30 Minute Sweat

Your body weight is the probably the single most underestimated piece of equipment. With your bodyweight alone you can build lean, strong muscle and always have the tools necessary to complete your workout. 

This workout targets a few key muscles, and makes it easy for you to stay consistent on the go. Grab your water, turn on your favorite track and let's break a sweat. 

 

1. curtsy lunge

Begin with your feet shoulder-width apart. Extend your right leg crossing it behind your left. Bend your knees and lower your hips until your left leg makes a 90º angle. Keep a neutral spine and shoulders upright. 

 

Chose your intensity

LIGHT SWEAT

  • 3 rounds
  • 10 reps/exercise
  • 10 sec rest/adjust between each exercise
  • 90 sec rest in between rounds

SUPER SWEAT

  • 4 rounds
  • 10 sec rest/adjust between each exercise
  • 45 sec rest in between
 

 

2. Shoulder press

Holding a dumbbell in each hand, raise the weights to head height as shown. Press the weights from head height to full extension.
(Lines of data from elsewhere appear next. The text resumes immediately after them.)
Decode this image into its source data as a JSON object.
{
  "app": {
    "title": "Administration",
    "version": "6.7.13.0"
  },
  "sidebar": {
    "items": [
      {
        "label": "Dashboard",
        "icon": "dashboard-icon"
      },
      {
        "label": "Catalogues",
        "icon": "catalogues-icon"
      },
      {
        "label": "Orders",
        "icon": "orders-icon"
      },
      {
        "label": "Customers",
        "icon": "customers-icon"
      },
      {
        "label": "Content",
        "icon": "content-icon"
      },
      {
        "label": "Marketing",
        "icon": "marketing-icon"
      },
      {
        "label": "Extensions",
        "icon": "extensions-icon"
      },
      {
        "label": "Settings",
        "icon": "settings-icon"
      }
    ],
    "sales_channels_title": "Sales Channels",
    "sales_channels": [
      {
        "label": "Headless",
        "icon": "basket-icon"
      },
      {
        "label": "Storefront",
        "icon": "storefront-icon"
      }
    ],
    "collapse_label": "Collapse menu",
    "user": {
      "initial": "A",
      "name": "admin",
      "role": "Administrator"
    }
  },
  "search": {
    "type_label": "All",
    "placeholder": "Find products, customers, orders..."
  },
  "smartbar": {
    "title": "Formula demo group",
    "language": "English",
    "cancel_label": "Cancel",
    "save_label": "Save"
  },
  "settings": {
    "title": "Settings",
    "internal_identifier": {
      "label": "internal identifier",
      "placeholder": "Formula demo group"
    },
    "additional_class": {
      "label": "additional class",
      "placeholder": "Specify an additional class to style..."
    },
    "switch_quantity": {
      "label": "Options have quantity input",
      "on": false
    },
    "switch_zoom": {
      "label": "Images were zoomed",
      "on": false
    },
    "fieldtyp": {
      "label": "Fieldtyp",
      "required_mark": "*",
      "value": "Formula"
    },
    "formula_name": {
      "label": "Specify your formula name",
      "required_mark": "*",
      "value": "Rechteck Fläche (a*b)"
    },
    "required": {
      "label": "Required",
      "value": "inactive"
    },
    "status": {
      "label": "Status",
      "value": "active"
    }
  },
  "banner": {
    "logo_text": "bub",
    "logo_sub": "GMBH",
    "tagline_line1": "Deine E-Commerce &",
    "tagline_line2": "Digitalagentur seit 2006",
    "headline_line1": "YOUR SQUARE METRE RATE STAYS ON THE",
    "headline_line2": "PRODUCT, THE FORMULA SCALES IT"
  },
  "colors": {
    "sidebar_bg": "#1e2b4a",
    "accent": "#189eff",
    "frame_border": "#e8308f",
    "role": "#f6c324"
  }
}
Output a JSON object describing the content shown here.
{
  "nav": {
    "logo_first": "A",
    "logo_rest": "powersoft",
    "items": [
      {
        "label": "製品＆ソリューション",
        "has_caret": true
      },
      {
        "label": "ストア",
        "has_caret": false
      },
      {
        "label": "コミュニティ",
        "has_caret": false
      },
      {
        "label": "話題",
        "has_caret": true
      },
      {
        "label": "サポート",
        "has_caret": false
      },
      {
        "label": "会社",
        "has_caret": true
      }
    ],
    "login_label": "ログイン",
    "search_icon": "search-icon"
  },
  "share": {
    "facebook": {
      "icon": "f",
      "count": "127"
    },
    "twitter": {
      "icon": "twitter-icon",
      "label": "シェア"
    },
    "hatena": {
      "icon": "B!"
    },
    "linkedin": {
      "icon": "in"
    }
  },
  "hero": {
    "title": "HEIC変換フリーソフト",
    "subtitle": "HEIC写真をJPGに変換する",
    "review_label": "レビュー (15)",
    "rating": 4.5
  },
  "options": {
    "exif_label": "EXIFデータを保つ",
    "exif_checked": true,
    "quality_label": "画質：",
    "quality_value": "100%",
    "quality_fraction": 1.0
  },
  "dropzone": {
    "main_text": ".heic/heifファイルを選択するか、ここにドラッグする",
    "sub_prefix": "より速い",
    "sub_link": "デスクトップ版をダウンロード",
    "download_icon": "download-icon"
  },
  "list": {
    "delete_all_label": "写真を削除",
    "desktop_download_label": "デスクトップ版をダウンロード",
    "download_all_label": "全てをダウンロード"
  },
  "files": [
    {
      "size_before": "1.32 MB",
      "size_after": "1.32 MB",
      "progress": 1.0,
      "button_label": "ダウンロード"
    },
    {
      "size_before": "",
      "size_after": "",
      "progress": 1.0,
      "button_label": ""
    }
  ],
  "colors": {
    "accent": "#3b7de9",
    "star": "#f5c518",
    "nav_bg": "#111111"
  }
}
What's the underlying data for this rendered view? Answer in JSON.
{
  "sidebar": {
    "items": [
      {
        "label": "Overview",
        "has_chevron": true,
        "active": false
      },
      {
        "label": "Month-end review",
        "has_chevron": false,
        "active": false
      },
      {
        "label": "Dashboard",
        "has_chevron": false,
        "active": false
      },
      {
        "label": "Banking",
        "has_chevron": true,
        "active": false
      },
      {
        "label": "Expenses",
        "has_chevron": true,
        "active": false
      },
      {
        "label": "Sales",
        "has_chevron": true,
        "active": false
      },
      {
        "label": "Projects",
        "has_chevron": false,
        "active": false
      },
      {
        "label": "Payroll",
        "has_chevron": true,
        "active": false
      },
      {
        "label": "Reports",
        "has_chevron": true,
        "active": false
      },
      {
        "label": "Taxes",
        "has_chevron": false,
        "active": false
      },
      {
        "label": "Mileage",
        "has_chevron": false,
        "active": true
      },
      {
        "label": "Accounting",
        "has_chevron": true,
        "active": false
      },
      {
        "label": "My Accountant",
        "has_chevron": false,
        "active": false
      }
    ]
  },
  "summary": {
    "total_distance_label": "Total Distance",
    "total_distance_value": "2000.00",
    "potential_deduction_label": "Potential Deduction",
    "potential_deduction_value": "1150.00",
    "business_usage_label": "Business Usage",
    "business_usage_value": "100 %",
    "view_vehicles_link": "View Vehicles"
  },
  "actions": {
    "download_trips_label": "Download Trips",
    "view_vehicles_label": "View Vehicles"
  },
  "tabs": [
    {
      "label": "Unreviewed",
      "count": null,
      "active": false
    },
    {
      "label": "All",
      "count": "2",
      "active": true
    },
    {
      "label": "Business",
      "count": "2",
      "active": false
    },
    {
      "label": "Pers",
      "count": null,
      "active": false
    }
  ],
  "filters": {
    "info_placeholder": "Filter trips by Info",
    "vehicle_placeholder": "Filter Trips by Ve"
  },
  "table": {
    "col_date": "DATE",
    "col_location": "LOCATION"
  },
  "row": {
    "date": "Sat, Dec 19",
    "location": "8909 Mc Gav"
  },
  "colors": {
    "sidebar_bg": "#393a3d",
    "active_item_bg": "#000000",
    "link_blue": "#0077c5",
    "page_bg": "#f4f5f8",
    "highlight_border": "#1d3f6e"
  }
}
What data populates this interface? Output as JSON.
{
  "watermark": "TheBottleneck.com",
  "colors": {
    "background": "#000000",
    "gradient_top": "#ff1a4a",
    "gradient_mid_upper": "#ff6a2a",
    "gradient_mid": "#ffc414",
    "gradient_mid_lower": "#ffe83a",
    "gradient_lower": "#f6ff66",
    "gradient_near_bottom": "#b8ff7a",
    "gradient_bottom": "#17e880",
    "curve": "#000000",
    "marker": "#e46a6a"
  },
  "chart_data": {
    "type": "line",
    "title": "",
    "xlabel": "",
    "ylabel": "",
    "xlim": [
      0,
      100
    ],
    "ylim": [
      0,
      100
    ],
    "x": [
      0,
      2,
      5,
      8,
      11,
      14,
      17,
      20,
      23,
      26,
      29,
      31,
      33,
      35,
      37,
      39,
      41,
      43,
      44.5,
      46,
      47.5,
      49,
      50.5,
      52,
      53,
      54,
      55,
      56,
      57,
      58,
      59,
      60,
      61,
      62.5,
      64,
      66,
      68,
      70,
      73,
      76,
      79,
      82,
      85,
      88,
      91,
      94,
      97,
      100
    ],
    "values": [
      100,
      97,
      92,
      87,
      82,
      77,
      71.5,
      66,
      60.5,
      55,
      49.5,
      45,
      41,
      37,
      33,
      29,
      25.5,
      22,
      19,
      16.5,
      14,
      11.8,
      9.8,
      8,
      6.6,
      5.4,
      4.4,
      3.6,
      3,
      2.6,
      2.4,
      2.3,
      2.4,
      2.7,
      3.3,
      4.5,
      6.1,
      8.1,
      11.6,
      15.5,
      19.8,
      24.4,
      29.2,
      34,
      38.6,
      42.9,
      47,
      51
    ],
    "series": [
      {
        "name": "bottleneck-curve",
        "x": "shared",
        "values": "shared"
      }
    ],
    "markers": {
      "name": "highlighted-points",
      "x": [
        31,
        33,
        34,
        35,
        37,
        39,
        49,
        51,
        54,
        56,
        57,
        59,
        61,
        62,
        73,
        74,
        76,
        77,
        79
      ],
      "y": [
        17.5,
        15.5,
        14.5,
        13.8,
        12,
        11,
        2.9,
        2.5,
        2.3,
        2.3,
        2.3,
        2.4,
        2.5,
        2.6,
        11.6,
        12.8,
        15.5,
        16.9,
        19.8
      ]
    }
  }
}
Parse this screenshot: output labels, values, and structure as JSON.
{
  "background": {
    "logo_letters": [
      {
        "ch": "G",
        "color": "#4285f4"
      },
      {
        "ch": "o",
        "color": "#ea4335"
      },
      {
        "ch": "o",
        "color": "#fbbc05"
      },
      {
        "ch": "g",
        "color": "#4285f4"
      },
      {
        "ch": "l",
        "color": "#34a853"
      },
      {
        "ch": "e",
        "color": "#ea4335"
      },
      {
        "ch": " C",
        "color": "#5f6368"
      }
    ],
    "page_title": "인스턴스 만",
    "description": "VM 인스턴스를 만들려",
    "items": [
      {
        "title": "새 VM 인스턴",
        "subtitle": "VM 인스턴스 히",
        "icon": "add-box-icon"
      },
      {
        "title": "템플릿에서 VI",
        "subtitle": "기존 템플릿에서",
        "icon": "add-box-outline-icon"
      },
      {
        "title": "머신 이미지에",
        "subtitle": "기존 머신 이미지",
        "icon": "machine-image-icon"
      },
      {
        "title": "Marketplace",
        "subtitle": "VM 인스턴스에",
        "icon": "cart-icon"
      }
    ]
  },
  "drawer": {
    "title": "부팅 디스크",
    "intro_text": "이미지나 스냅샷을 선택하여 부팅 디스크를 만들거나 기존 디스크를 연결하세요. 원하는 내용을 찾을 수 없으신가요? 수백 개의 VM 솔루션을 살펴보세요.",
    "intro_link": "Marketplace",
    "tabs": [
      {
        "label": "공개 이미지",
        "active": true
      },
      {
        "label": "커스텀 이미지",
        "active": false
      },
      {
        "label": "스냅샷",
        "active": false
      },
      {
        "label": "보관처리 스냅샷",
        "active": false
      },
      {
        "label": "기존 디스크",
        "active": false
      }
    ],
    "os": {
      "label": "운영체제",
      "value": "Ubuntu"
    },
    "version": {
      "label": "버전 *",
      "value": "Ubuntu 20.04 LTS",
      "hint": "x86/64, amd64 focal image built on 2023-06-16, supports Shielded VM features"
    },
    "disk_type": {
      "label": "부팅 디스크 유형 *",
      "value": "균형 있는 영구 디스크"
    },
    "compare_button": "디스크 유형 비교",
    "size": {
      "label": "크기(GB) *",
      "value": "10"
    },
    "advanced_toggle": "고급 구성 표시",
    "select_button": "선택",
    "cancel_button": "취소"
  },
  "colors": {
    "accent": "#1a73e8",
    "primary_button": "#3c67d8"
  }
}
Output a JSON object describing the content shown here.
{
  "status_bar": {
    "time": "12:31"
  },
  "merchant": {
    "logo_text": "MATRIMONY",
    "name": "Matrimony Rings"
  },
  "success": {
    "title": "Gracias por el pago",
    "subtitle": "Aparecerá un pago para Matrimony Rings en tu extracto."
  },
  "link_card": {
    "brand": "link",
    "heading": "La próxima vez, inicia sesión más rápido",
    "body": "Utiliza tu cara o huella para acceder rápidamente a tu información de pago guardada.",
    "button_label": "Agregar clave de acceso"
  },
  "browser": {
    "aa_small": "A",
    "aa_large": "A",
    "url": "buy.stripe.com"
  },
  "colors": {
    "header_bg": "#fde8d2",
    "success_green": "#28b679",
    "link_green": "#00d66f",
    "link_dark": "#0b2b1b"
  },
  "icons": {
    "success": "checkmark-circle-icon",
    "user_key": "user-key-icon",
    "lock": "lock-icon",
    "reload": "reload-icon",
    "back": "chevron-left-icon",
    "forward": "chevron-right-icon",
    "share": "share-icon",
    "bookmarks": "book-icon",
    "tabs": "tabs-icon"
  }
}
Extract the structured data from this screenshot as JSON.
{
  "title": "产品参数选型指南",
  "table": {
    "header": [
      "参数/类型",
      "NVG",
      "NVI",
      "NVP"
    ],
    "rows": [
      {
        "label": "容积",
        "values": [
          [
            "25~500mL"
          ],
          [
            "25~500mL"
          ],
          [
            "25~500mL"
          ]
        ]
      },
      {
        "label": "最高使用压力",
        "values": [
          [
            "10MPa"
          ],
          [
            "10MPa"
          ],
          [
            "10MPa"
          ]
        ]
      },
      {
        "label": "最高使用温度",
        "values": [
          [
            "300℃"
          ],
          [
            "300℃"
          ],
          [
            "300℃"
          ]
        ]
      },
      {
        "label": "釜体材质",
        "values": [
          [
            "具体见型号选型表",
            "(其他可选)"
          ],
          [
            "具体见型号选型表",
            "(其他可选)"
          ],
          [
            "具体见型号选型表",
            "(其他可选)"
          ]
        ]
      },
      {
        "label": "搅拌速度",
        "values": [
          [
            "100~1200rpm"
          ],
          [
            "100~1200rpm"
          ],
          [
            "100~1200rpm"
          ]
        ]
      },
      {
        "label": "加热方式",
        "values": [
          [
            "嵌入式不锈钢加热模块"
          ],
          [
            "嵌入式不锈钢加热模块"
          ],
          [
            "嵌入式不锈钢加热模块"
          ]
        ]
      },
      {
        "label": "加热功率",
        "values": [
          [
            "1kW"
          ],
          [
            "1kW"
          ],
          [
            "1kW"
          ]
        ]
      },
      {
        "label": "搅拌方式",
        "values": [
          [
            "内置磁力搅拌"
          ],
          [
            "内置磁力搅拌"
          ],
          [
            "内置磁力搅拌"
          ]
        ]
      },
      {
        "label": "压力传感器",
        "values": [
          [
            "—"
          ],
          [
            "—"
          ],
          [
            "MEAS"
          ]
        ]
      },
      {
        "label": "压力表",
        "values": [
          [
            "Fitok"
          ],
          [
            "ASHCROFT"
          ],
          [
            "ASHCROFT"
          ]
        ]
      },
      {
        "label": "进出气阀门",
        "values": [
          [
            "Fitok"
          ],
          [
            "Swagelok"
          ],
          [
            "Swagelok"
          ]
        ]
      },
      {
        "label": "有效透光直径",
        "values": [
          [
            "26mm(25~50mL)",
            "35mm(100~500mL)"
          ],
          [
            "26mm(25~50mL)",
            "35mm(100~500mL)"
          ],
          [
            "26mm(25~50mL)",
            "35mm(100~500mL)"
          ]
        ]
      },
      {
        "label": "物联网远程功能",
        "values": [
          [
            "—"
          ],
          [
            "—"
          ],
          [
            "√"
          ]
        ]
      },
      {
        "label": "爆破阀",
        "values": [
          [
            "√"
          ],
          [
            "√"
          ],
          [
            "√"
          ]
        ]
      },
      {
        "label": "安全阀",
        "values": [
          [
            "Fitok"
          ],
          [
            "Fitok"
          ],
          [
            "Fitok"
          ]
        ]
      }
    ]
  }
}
Slowly lower the weights back down to the starting postion. 

 

 

3. standing close press

This move targets your upper pecs. With weights starting at your chest, press up both hands together right above the head.  


Bosu Crouch -AJ.jpg

4. Lying Leg Raises

Lie on your back with your hands under your hips. Raise both legs together slowly until your body forms an L. Lower your legs slowly and controlled without touching the ground.